Moreover, our forces also need to collaborate with local allied groups in order to have any hope of navigating the complex local and geopolitical landscape that will greet them. But current U.S. immigration policies complicate our ability to garner allied support and cooperation by choking off key incentives for potential collaborators.

For instance, the Kurdish Workers Party (PKK) is among the most effective anti-Assad forces in Syria, but it is considered a terrorist organization by the U.S. government, making aid to anyone affiliated with the PKK illegal. Similar complications arise with organizations such as the Al-Nusra Front, the Muslim Brotherhood, and militias reportedly affiliated with Iran. Despite their affiliations, not all members are true believers or hardliners, and their knowledge of the theater is a valuable asset for U.S. forces, providing “force multiplier” effects during ground operations. But Trump’s immigration policies remove our only bargaining chip to attract combatants out of such organizations in favor of U.S.-backed militias: the promise of visas and legal-resident status in the U.S.

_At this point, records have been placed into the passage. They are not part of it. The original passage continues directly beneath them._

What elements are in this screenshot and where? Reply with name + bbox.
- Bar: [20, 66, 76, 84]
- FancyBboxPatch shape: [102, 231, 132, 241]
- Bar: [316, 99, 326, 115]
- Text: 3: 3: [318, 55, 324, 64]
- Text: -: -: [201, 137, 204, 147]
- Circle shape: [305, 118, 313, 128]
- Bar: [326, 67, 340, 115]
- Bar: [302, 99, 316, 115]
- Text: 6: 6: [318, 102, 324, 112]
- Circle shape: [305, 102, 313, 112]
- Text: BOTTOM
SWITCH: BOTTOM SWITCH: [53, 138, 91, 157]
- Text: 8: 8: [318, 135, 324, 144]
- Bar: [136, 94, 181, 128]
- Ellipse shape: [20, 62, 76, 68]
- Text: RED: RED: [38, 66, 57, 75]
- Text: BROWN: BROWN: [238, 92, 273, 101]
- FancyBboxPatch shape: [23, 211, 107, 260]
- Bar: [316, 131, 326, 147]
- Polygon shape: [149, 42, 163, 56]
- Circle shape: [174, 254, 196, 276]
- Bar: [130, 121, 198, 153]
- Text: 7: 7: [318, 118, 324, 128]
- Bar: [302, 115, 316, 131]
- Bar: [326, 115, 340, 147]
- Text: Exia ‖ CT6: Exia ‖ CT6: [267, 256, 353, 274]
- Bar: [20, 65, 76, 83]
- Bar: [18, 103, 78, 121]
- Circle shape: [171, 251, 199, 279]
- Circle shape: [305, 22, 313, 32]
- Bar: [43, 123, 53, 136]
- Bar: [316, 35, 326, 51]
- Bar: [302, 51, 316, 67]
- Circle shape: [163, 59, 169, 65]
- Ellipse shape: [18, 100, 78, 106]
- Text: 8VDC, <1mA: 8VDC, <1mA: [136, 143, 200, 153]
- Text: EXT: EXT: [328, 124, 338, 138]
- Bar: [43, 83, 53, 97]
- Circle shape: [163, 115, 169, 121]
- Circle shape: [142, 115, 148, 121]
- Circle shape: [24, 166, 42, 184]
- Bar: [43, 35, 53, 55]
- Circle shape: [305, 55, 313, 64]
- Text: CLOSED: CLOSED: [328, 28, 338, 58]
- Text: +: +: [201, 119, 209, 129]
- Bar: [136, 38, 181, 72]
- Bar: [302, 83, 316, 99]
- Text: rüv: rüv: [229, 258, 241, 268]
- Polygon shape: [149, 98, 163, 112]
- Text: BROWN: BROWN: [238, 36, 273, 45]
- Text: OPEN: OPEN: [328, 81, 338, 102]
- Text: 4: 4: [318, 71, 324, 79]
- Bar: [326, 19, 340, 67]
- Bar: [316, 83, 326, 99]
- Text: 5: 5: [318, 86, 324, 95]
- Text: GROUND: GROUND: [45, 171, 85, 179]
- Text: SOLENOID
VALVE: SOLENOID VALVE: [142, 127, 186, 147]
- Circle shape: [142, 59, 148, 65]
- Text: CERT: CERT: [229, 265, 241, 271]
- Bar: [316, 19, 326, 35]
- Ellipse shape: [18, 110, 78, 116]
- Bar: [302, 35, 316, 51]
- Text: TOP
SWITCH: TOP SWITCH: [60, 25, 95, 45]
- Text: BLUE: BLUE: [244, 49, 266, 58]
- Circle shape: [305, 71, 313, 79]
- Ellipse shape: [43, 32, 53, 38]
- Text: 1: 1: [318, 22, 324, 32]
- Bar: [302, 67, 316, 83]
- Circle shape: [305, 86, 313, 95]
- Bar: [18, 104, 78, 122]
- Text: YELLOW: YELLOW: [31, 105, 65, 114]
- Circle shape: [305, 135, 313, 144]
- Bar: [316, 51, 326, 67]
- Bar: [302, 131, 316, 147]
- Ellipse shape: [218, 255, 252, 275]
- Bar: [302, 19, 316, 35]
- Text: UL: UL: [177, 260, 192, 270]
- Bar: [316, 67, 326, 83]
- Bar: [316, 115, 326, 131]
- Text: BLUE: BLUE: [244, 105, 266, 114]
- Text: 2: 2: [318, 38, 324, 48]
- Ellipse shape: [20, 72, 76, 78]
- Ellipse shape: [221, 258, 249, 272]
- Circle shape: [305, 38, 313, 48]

Finally, the wars in Iraq and Afghanistan also made clear the necessity of support from prominent figures within rival local factions. In Syria, most such organizations are riven with splinter sects and offshoots that frustrate military planning and post-operational civil recovery. And so courting local leaders in Syria’s fractured political environment can potentially solve many thorny problems, including curbing Russian interference and resolving the tension between the desire to “de-Baathify” post-conflict institutions and the need to provide stable government services.

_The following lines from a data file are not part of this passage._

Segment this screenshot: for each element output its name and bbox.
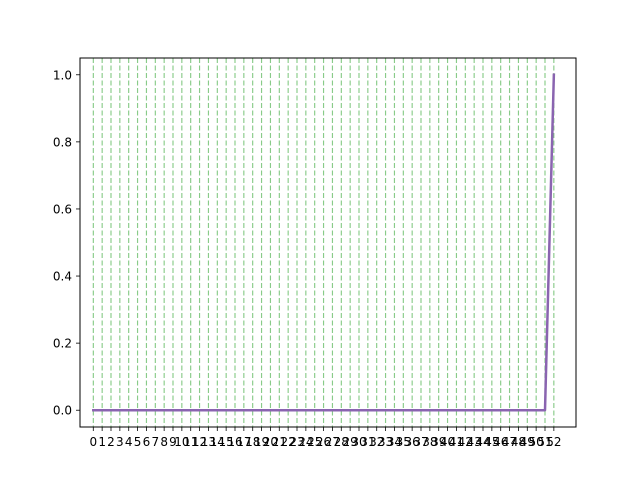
x-tick-label: 44	[475, 435, 490, 449]
x-tick-label: 22	[281, 435, 296, 449]
x-tick-label: 49	[520, 435, 535, 449]
x-tick-label: 51	[537, 435, 552, 449]
x-tick-label: 20	[263, 435, 278, 449]
x-tick-label: 27	[325, 435, 340, 449]
x-tick-label: 29	[343, 435, 358, 449]
x-tick-label: 31	[360, 435, 375, 449]
x-tick-label: 37	[413, 435, 428, 449]
x-tick-label: 41	[449, 435, 464, 449]
x-tick-label: 30	[351, 435, 366, 449]
x-tick-label: 12	[192, 435, 207, 449]
x-tick-label: 7	[151, 435, 159, 449]
x-tick-label: 18	[245, 435, 260, 449]
x-tick-label: 26	[316, 435, 331, 449]
x-tick-label: 5	[134, 435, 142, 449]
plot-frame	[79, 57, 577, 428]
x-tick-label: 19	[254, 435, 269, 449]
y-axis: 0.0 0.2 0.4 0.6 0.8 1.0	[53, 68, 80, 418]
x-tick-label: 17	[236, 435, 251, 449]
x-tick-label: 16	[227, 435, 242, 449]
x-tick-label: 45	[484, 435, 499, 449]
x-tick-label: 43	[467, 435, 482, 449]
x-tick-label: 40	[440, 435, 455, 449]
x-tick-label: 48	[511, 435, 526, 449]
x-tick-label: 8	[160, 435, 168, 449]
x-axis: 0 1 2 3 4 5 6 7 8 9101112131415161718192021222324…	[89, 427, 561, 449]
x-tick-label: 28	[334, 435, 349, 449]
y-tick-label: 0.0	[53, 404, 72, 418]
y-tick-label: 0.2	[53, 337, 72, 351]
x-tick-label: 24	[298, 435, 313, 449]
x-tick-label: 36	[405, 435, 420, 449]
x-tick-label: 3	[116, 435, 124, 449]
x-tick-label: 42	[458, 435, 473, 449]
series-line	[92, 73, 556, 412]
x-tick-label: 50	[529, 435, 544, 449]
y-tick-label: 1.0	[53, 68, 72, 82]
x-tick-label: 9	[169, 435, 177, 449]
x-tick-label: 6	[143, 435, 151, 449]
x-tick-label: 4	[125, 435, 133, 449]
x-tick-label: 32	[369, 435, 384, 449]
x-tick-label: 38	[422, 435, 437, 449]
x-tick-label: 0	[89, 435, 97, 449]
x-tick-label: 34	[387, 435, 402, 449]
x-tick-label: 46	[493, 435, 508, 449]
x-tick-label: 1	[98, 435, 106, 449]
x-tick-label: 21	[272, 435, 287, 449]
y-tick-label: 0.4	[53, 270, 72, 284]
x-tick-label: 10	[174, 435, 189, 449]
x-tick-label: 33	[378, 435, 393, 449]
x-tick-label: 13	[201, 435, 216, 449]
y-tick-label: 0.6	[53, 202, 72, 216]
series-layer	[92, 73, 556, 412]
x-tick-label: 15	[219, 435, 234, 449]
x-tick-label: 23	[289, 435, 304, 449]
x-tick-label: 35	[396, 435, 411, 449]
x-tick-label: 14	[210, 435, 225, 449]
x-tick-label: 11	[183, 435, 198, 449]
vertical-guides	[92, 58, 555, 427]
x-tick-label: 47	[502, 435, 517, 449]
x-tick-label: 25	[307, 435, 322, 449]
y-tick-label: 0.8	[53, 135, 72, 149]
x-tick-label: 39	[431, 435, 446, 449]
x-tick-label: 2	[107, 435, 115, 449]
x-tick-label: 52	[546, 435, 561, 449]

But the administration’s dim view of refugees and other immigrants from predominantly Muslim nations makes these tasks all the more daunting by undermining U.S. credibility with Syrian opposition leaders, who will therefore tend to cynically view the U.S. only as a means to oust Assad, not as a credible ally willing to make a long-term investment in a better quality of life for Syrians. Cooperation with Americans under those conditions can serve only to undermine amenable leaders’ credibility with their own constituents.

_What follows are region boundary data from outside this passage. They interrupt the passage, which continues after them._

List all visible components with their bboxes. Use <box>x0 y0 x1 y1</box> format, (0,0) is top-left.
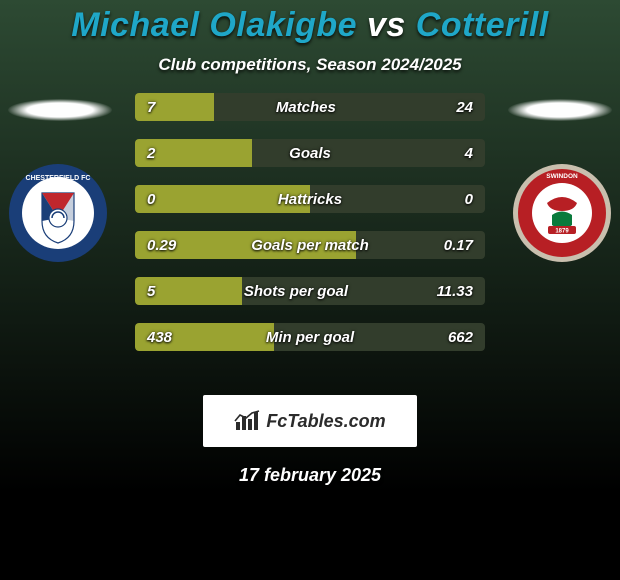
stat-right-value: 662 <box>448 329 473 346</box>
stat-bar: 0Hattricks0 <box>135 185 485 213</box>
stat-metric-label: Goals <box>155 145 464 162</box>
stat-metric-label: Hattricks <box>155 191 464 208</box>
stat-metric-label: Shots per goal <box>155 283 436 300</box>
stat-left-value: 5 <box>147 283 155 300</box>
stat-left-value: 438 <box>147 329 172 346</box>
stat-bar-labels: 7Matches24 <box>135 93 485 121</box>
svg-text:SWINDON: SWINDON <box>546 173 578 180</box>
club-badge-right: SWINDON 1879 <box>512 163 612 263</box>
stat-right-value: 4 <box>465 145 473 162</box>
stat-bars: 7Matches242Goals40Hattricks00.29Goals pe… <box>135 93 485 351</box>
date-text: 17 february 2025 <box>0 465 620 486</box>
player-shadow-right <box>508 99 612 121</box>
comparison-arena: CHESTERFIELD FC SWINDON 1879 7Matc <box>0 93 620 373</box>
stat-metric-label: Goals per match <box>176 237 444 254</box>
stat-right-value: 11.33 <box>437 283 473 300</box>
title-vs: vs <box>367 6 406 44</box>
stat-bar: 2Goals4 <box>135 139 485 167</box>
stat-right-value: 0.17 <box>444 237 473 254</box>
bar-chart-icon <box>234 410 260 432</box>
swindon-badge-icon: SWINDON 1879 <box>512 163 612 263</box>
title-player2: Cotterill <box>416 6 549 44</box>
stat-metric-label: Matches <box>155 99 456 116</box>
stat-right-value: 24 <box>456 99 473 116</box>
subtitle: Club competitions, Season 2024/2025 <box>0 55 620 75</box>
stat-left-value: 0.29 <box>147 237 176 254</box>
stat-bar-labels: 2Goals4 <box>135 139 485 167</box>
stat-bar: 5Shots per goal11.33 <box>135 277 485 305</box>
watermark: FcTables.com <box>203 395 417 447</box>
stat-metric-label: Min per goal <box>172 329 448 346</box>
stat-bar: 438Min per goal662 <box>135 323 485 351</box>
stat-left-value: 7 <box>147 99 155 116</box>
page-title: Michael Olakigbe vs Cotterill <box>0 0 620 45</box>
player-shadow-left <box>8 99 112 121</box>
stat-right-value: 0 <box>465 191 473 208</box>
watermark-text: FcTables.com <box>266 411 385 432</box>
chesterfield-badge-icon: CHESTERFIELD FC <box>8 163 108 263</box>
title-player1: Michael Olakigbe <box>71 6 357 44</box>
svg-text:1879: 1879 <box>555 229 569 235</box>
stat-bar: 0.29Goals per match0.17 <box>135 231 485 259</box>
stat-left-value: 2 <box>147 145 155 162</box>
stat-bar-labels: 438Min per goal662 <box>135 323 485 351</box>
stat-bar-labels: 0Hattricks0 <box>135 185 485 213</box>
stat-bar-labels: 0.29Goals per match0.17 <box>135 231 485 259</box>
stat-bar: 7Matches24 <box>135 93 485 121</box>
stat-bar-labels: 5Shots per goal11.33 <box>135 277 485 305</box>
infographic-root: Michael Olakigbe vs Cotterill Club compe… <box>0 0 620 580</box>
stat-left-value: 0 <box>147 191 155 208</box>
club-badge-left: CHESTERFIELD FC <box>8 163 108 263</box>
svg-text:CHESTERFIELD FC: CHESTERFIELD FC <box>26 175 91 182</box>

In essence, current U.S. policy under Trump makes military intervention more difficult and more dangerous. Raising America’s drawbridge to immigrants and refugees does our military no favors, considering how these policies deplete scarce reserves of goodwill and credibility—vital assets with local human assets in war. The President’s incoherent approach to these interrelated issues represents a serious battlefield liability. We are charting a bumpy course, and we can expect to repeat the worst of our missteps from the last decade and a half of war—and some new missteps besides.

Jesse Medlong is a Navy veteran, an international lawyer, and a member of the Truman National Security Project’s Defense Council. Logan Goldstein is a former Army infantry officer who served two tours of duty in Afghanistan and currently works as a private military contractor and consultant. Views expressed are their own.